Coming out of the closet, no matter what age you are, always has an interesting social ‘ripple effect’ on the people that you have gathered around you. Some of the people will say that they don’t know how to react, and that they need time. Then they will become distant, and you will find yourself questioning if they were truly your friends in the first place.
The more hung-up and dysfunctional of your friends will condemn you immediately, and separate themselves from you entirely. This is normally not a surprise, as these people are normally fairly obvious, but sometimes it comes from someone very important to you, and can sting deeply.
Others will react with support and acceptance, but not really know what they should say, sometimes creating an awkwardness in your relationship with them. This normally doesn’t last, as their intentions are good, and with time they will adjust and your relationship with them will continue normally.

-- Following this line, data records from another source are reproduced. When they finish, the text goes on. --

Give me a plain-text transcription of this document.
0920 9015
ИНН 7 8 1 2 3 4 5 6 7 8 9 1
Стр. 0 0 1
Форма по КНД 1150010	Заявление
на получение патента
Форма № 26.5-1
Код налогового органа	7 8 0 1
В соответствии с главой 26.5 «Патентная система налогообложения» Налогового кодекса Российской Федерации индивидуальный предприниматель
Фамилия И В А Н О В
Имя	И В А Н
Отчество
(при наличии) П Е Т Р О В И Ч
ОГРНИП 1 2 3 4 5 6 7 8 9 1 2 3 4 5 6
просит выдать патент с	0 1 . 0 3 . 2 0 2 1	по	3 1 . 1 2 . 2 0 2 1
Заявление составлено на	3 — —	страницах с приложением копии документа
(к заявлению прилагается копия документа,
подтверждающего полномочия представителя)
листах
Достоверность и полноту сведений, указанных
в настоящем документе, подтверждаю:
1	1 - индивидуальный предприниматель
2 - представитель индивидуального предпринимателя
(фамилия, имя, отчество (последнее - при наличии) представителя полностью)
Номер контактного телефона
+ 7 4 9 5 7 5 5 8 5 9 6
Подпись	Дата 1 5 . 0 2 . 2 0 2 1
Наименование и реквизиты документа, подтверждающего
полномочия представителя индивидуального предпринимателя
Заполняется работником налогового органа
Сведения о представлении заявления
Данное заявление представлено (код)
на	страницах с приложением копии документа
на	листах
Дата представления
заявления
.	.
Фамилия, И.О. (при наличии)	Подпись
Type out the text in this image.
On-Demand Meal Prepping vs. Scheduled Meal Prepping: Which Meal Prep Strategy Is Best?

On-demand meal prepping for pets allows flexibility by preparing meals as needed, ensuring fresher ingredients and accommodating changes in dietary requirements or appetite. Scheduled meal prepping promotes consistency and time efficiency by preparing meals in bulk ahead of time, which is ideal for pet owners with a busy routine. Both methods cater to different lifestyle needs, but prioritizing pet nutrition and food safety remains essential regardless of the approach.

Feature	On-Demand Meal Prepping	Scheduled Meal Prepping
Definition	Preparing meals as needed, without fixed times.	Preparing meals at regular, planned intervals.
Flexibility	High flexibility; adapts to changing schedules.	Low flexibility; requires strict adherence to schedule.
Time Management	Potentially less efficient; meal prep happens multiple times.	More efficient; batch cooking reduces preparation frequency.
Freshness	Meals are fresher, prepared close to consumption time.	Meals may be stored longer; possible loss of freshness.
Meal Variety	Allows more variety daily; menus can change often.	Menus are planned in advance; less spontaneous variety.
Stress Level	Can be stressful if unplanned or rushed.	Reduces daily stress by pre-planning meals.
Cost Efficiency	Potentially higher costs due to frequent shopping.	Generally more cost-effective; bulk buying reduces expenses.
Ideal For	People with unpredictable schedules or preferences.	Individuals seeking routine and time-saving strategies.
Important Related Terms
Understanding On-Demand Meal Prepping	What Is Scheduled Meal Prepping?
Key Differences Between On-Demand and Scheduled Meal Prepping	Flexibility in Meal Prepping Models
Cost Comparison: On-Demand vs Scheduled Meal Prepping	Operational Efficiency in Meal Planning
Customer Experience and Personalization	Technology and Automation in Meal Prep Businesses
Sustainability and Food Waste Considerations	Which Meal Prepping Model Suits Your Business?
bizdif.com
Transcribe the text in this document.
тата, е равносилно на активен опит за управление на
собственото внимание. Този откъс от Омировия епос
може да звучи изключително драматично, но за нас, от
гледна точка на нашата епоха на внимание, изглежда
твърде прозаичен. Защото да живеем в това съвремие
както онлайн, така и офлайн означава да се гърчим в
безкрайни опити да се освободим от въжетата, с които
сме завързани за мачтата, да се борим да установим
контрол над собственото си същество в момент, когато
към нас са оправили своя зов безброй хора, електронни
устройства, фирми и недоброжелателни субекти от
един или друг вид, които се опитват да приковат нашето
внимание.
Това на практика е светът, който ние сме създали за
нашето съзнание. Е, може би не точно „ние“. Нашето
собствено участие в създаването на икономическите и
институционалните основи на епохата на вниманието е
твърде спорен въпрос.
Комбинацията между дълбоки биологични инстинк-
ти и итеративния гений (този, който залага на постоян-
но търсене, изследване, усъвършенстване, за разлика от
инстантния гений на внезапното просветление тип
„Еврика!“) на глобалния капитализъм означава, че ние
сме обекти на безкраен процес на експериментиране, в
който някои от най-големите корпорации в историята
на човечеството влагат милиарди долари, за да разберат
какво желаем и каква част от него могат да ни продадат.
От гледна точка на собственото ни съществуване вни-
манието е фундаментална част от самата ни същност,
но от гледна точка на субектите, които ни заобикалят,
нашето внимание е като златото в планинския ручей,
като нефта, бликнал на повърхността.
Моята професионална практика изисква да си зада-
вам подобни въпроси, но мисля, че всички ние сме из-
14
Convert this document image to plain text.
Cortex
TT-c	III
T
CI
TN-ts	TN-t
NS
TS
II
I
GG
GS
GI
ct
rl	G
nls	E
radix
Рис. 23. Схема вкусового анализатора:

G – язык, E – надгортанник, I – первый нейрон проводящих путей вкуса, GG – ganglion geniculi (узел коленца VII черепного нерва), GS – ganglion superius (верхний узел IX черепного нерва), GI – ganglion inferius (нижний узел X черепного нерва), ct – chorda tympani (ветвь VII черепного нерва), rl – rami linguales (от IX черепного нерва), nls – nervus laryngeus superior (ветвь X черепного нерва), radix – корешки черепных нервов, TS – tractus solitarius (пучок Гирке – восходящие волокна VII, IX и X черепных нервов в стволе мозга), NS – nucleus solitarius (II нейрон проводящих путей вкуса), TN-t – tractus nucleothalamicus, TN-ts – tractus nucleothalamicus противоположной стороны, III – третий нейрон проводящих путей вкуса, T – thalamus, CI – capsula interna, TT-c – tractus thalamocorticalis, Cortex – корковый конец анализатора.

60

And most surprisingly of all, there is often someone whom you were not close with at all, who will step forward unwaveringly and tell you exactly the supportive and encouraging thing you needed to hear. Often this person will be the voice that speaks out against your detractors, or shames those people who condemned you. I have found that the support of those unexpected voices is often remembered more than any of the rest.
Since Gary and I went public with our story, we have seen this same ‘ripple effect’ across a much wider social group than the small collective of friends that you have as a young man. But the effect is the same, but as ever, it has been the unexpected support from people that we were hardly close with, that have surprised us the most.
I think why I find this kind of support most admirable, is because it is founded in a solid personal morality. The distant acquaintance that speaks up has little personal emotional reasons for supporting and loving you. They are speaking up because they know in the very core of themselves, that this is unjust. And they are standing up for a stranger, because they recognize genuine love and are giving it the respect it deserves.